Хьюго презрительно хмыкнул.
– Не спешите делать из меня героя одной из ваших банальных сказок.
– Банальное – что в этом плохого? В конце концов, методы лечения многих болез… О-о, вы снова хмыкаете? Отлично! Вам почти удалось сделать так, что я забыла, о чем мы говорили.
– Не важно. Главное – я больше не хочу столь же сильно привязываться к кому-либо. Становится слишком тяжело, когда все неизбежно заканчивается…
«Значит, неизбежно?» Джорджетта поморщилась и пробурчала:
– Да, вы правы. Вам следует всю жизнь провести в одиночестве, в обнимку с вашими книгами. И упаси боже снова полюбить кого-нибудь.
Хьюго молчал и хранил ледяное спокойствие, глядя куда-то вдаль – очевидно, на море.
– Я пытаюсь припомнить, кто из нас двоих боялся подойти ближе к замку, – проговорил он наконец. – Действительно, кто решил, что лучше любоваться им издалека? Уж лучше не приближаться, не то испортишь себе впечатление!
Подобное сравнение ей в голову не приходило.
– Вот вы о чем вспомнили? Да вы просто злодей!
– А я-то думал, что герой…
– Возможно, вы и то и другое.
Джорджетта погрузила в песок босые ноги, и теперь они сливались с морским песком, так как были почти этого же цвета. И ее волосы – тоже. О, она станет невидимкой, если наденет платье цвета песка!

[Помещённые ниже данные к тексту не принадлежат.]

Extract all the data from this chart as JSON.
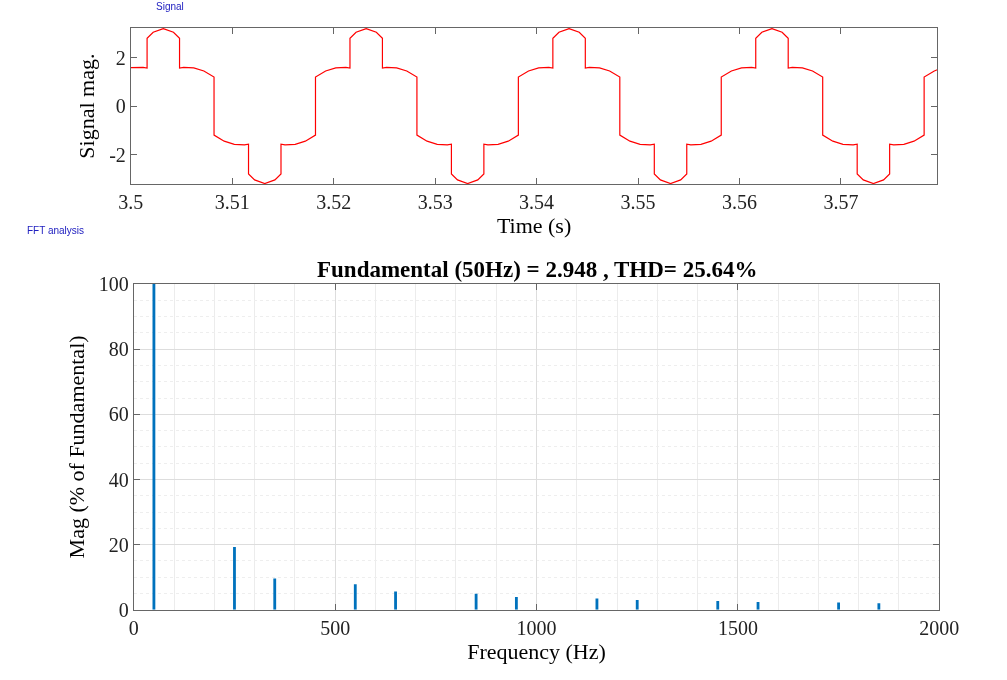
{
  "chart_data": [
    {
      "type": "line",
      "annotations": [
        "Signal"
      ],
      "xlabel": "Time (s)",
      "ylabel": "Signal mag.",
      "xlim": [
        3.5,
        3.5795
      ],
      "ylim": [
        -3.22,
        3.22
      ],
      "xticks": [
        3.5,
        3.51,
        3.52,
        3.53,
        3.54,
        3.55,
        3.56,
        3.57
      ],
      "yticks": [
        -2,
        0,
        2
      ],
      "grid": false,
      "series": [
        {
          "color": "#ff0000",
          "x": [
            3.5,
            3.5012,
            3.5016,
            3.5016,
            3.5022,
            3.5032,
            3.5042,
            3.5048,
            3.5048,
            3.5052,
            3.5062,
            3.5072,
            3.5082,
            3.5082,
            3.5092,
            3.5102,
            3.5112,
            3.5116,
            3.5116,
            3.5122,
            3.5132,
            3.5142,
            3.5148,
            3.5148,
            3.5152,
            3.5162,
            3.5172,
            3.5182,
            3.5182,
            3.5192,
            3.5202,
            3.5212,
            3.5216,
            3.5216,
            3.5222,
            3.5232,
            3.5242,
            3.5248,
            3.5248,
            3.5252,
            3.5262,
            3.5272,
            3.5282,
            3.5282,
            3.5292,
            3.5302,
            3.5312,
            3.5316,
            3.5316,
            3.5322,
            3.5332,
            3.5342,
            3.5348,
            3.5348,
            3.5352,
            3.5362,
            3.5372,
            3.5382,
            3.5382,
            3.5392,
            3.5402,
            3.5412,
            3.5416,
            3.5416,
            3.5422,
            3.5432,
            3.5442,
            3.5448,
            3.5448,
            3.5452,
            3.5462,
            3.5472,
            3.5482,
            3.5482,
            3.5492,
            3.5502,
            3.5512,
            3.5516,
            3.5516,
            3.5522,
            3.5532,
            3.5542,
            3.5548,
            3.5548,
            3.5552,
            3.5562,
            3.5572,
            3.5582,
            3.5582,
            3.5592,
            3.5602,
            3.5612,
            3.5616,
            3.5616,
            3.5622,
            3.5632,
            3.5642,
            3.5648,
            3.5648,
            3.5652,
            3.5662,
            3.5672,
            3.5682,
            3.5682,
            3.5692,
            3.5702,
            3.5712,
            3.5716,
            3.5716,
            3.5722,
            3.5732,
            3.5742,
            3.5748,
            3.5748,
            3.5752,
            3.5762,
            3.5772,
            3.5782,
            3.5782,
            3.5792,
            3.5795
          ],
          "values": [
            1.59,
            1.6,
            1.57,
            2.8,
            3.05,
            3.2,
            3.05,
            2.8,
            1.57,
            1.6,
            1.58,
            1.45,
            1.2,
            -1.2,
            -1.45,
            -1.58,
            -1.6,
            -1.57,
            -2.8,
            -3.05,
            -3.2,
            -3.05,
            -2.8,
            -1.57,
            -1.6,
            -1.58,
            -1.45,
            -1.2,
            1.2,
            1.45,
            1.58,
            1.6,
            1.57,
            2.8,
            3.05,
            3.2,
            3.05,
            2.8,
            1.57,
            1.6,
            1.58,
            1.45,
            1.2,
            -1.2,
            -1.45,
            -1.58,
            -1.6,
            -1.57,
            -2.8,
            -3.05,
            -3.2,
            -3.05,
            -2.8,
            -1.57,
            -1.6,
            -1.58,
            -1.45,
            -1.2,
            1.2,
            1.45,
            1.58,
            1.6,
            1.57,
            2.8,
            3.05,
            3.2,
            3.05,
            2.8,
            1.57,
            1.6,
            1.58,
            1.45,
            1.2,
            -1.2,
            -1.45,
            -1.58,
            -1.6,
            -1.57,
            -2.8,
            -3.05,
            -3.2,
            -3.05,
            -2.8,
            -1.57,
            -1.6,
            -1.58,
            -1.45,
            -1.2,
            1.2,
            1.45,
            1.58,
            1.6,
            1.57,
            2.8,
            3.05,
            3.2,
            3.05,
            2.8,
            1.57,
            1.6,
            1.58,
            1.45,
            1.2,
            -1.2,
            -1.45,
            -1.58,
            -1.6,
            -1.57,
            -2.8,
            -3.05,
            -3.2,
            -3.05,
            -2.8,
            -1.57,
            -1.6,
            -1.58,
            -1.45,
            -1.2,
            1.2,
            1.45,
            1.5
          ]
        }
      ]
    },
    {
      "type": "bar",
      "annotations": [
        "FFT analysis"
      ],
      "title": "Fundamental (50Hz) = 2.948 , THD= 25.64%",
      "xlabel": "Frequency (Hz)",
      "ylabel": "Mag (% of Fundamental)",
      "xlim": [
        0,
        2000
      ],
      "ylim": [
        0,
        100
      ],
      "xticks": [
        0,
        500,
        1000,
        1500,
        2000
      ],
      "yticks": [
        0,
        20,
        40,
        60,
        80,
        100
      ],
      "grid": true,
      "x": [
        50,
        250,
        350,
        550,
        650,
        850,
        950,
        1150,
        1250,
        1450,
        1550,
        1750,
        1850
      ],
      "series": [
        {
          "color": "#0072bd",
          "values": [
            100,
            19.3,
            9.6,
            7.8,
            5.6,
            4.9,
            3.9,
            3.5,
            3.0,
            2.7,
            2.4,
            2.2,
            2.0
          ]
        }
      ]
    }
  ]
}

Она покосилась на сидевшего рядом Хьюго. Оказалось, что он теперь смотрел не на море, а на нее. Причем смотрел вовсе не для того, чтобы определить, где заканчивался песок и начиналась она сама. Он смотрел на нее так, как будто только в ней был смысл его жизни. Но ведь она тоже искала в жизни смысл, разве не так?
Потянувшись к нему, девушка крепко сжала его руки. Сев прямо, Хьюго взглянул на нее вопросительно. И тут Джорджетта, подавшись к нему, склонилась над разрушенным песчаным замком и прижалась губами к его губам. Да-да, она это сделала, и отступать было некуда. И не было смысла притворяться, что она не желала этого с самого начала – когда он подставил ей плечо и сказал, что будет охранять ее и никому не даст в обиду.